Il y a environ une année, le Parti socialiste suisse, réuni en congrès à Lausanne, débattait et adoptait son nouveau programme politique, une opération importante, réalisée tous les vingt-cinq ans environ.
La présente chronique pourrait tenter de faire le bilan de l'action du PSS à partir de ce nouveau programme de gauche, organisé autour de la notion de «démocratie économique» (dépassement du capitalisme, nationalisations, suppression de l'armée,...). Du fait que l'appareil dirigeant du parti a très vite essayé de se distancier de ce programme plutôt que de chercher à l'expliquer et à l'appliquer, un tel bilan serait un peu décevant. De surcroît, mon camarade Willy Spieler a parfaitement décrit la situation dans un article au titre ravageur: «La gauche embarrassée par un programme de gauche».
Qu'on me permette donc de revenir sur une considération plus personnelle. Dans le cadre des séances de préparation au congrès, avec les camarades du PS vaudois et du PS Lausanne, j'avais proposé, comme amendement, l'introduction du paragraphe suivant visant à préciser la notion de «démocratie économique»:
«La finance est un élément crucial d'une démocratie économique. Elle est le lieu où se décide l'allocation des ressources pour l'investissement et, à ce titre, le fondement de toutes les possibilités de développement. Une tâche aussi stratégique doit être soumise au contrôle politique. Il convient donc de socialiser les banques et le système financier afin de les mettre au service de la politique économique démocratiquement décidée. Dans l'intervalle, un accroissement du contrôle du système financier actuel est absolument indispensable.»

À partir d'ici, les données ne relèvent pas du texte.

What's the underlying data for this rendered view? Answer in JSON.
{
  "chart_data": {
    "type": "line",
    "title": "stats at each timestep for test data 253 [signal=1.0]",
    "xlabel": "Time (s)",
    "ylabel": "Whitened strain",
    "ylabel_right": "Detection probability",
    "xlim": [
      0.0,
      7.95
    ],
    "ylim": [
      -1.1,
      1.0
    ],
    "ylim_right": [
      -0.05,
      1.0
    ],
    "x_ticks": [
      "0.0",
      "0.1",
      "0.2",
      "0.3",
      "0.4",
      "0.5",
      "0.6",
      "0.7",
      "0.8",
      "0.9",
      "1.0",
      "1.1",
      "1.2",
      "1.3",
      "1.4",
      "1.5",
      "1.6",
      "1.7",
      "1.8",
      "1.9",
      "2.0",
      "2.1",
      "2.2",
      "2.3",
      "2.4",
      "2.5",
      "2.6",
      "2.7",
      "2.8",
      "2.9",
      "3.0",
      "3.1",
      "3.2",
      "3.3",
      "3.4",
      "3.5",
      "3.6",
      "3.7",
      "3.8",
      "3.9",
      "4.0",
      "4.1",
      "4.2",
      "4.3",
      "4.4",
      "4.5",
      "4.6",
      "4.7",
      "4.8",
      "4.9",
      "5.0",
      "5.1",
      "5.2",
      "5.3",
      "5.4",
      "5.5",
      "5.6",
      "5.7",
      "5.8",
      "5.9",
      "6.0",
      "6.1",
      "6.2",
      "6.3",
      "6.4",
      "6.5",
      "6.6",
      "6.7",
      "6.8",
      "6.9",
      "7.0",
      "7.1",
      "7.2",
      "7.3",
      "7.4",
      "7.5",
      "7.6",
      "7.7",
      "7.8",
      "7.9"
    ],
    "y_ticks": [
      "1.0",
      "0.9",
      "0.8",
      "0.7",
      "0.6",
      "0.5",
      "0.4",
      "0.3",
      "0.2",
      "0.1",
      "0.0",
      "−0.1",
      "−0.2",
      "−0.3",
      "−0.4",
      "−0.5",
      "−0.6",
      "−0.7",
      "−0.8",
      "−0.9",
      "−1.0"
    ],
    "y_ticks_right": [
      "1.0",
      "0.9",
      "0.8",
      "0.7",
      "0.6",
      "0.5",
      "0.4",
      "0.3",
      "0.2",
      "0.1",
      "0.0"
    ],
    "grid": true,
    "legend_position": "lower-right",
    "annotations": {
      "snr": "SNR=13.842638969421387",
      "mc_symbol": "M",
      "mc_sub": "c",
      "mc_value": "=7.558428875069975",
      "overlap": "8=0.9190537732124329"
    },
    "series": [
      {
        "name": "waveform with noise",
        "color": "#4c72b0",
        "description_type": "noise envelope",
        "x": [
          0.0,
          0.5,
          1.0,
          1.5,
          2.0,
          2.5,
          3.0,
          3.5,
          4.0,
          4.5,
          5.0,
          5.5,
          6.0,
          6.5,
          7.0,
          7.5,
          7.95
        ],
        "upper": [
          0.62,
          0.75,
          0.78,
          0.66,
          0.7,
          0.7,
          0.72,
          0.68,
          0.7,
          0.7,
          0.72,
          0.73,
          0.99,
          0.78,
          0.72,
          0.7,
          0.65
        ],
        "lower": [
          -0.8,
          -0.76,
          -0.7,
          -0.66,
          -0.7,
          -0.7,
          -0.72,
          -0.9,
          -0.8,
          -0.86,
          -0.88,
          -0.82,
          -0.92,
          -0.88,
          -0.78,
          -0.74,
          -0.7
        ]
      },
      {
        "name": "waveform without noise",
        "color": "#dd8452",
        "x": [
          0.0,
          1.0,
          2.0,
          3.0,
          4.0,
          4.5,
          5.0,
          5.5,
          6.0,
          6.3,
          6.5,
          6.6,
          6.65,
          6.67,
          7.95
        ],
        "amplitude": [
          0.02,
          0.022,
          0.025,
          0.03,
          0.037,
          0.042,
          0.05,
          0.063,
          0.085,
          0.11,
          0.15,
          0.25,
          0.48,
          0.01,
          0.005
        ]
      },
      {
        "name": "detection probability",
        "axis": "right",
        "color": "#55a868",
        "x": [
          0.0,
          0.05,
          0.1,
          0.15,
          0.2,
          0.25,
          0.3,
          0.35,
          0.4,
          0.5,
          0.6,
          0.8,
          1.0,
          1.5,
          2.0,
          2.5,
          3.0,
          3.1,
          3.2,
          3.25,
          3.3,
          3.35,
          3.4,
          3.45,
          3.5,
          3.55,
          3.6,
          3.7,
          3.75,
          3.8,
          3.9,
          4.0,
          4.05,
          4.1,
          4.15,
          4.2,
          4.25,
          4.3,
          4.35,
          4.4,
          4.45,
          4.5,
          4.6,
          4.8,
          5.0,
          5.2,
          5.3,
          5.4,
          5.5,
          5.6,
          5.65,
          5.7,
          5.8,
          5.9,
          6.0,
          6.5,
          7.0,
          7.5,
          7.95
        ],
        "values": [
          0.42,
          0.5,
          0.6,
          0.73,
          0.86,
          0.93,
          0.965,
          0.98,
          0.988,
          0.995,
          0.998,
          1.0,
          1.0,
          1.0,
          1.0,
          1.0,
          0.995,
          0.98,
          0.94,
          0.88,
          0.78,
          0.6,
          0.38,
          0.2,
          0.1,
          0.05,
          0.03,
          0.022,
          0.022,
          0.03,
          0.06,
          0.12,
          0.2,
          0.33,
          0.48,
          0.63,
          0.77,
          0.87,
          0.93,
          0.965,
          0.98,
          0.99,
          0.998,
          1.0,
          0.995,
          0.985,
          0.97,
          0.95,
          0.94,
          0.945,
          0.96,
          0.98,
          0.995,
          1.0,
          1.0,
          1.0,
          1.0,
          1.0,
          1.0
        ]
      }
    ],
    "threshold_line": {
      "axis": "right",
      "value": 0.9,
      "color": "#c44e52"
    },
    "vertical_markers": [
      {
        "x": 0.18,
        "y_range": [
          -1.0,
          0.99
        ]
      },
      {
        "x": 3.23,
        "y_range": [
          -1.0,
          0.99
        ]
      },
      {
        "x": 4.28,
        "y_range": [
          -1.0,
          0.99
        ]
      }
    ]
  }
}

Cet amendement n'a pas passé le cap des discussions préliminaires et a été retiré avant même le congrès. On m'a convaincu alors qu'il était totalement irréaliste et ne serait soutenu par personne. Une année et demi plus tard, si c'était à refaire, je le maintiendrais.
Alors que la crise financière et économique globale ne fait que de s'accroître, et alors que la crise écologique et climatique s'intensifie chaque jour davantage, il devient de plus en plus clair que nous devons arriver rapidement à reprendre le contrôle, politiquement et démocratiquement, sur les grandes décisions financières qui affectent nos vies quotidiennes. Techniquement, la nationalisation des banques est possible. On l'a bien vu lorsqu'il s'est agi de les «sauver»...
Quand des agences de notation financière sont investies (par des gouvernements complaisants) du pouvoir d'évaluer la politique économique de certains pays et de contribuer à y instaurer des «cures d'austérité», n'y a-t-il pas un renversement hallucinant du sens commun? Quand un seul «trader» peut faire perdre à la principale banque du pays deux milliards de francs, une somme qui permettrait de construire des milliers de logement ou de nourrir des millions de personnes, comment ne pas comprendre qu'il y a quelque chose de pourri au royaume du capitalisme?
Croit-on -espère-t-on?- vraiment que l'investissement privé sera suffisant pour organiser le strict minimum d'une politique climatique sérieuse, telle que la rénovation énergétique des bâtiments et le développement du service public de transport? Croit-on -espère-t-on?- vraiment que les investisseurs vont spontanément cesser de placer leurs capitaux dans la production de marchandises inutiles et nocives mais qui pourtant leur rapportent? Comment organiser la nécessaire décroissance de la production de stupidités et de gâchis, tout en assurant la satisfaction des besoins de la population, en particulier dans les pays du Sud?
Il n'y a bien sûr pas de réponse unique à ces questions. Mais il est de plus en plus évident que, pour une gauche qui veut mettre en œuvre un programme de transition économique, social et écologique, le contrôle public -et surtout démocratique- sur l'investissement est une étape nécessaire, car il permet d'organiser la mise en œuvre des priorités économiques décidées politiquement.
Selon les termes de la vieille plaisanterie, il va falloir choisir: «la bourse, ou la vie?».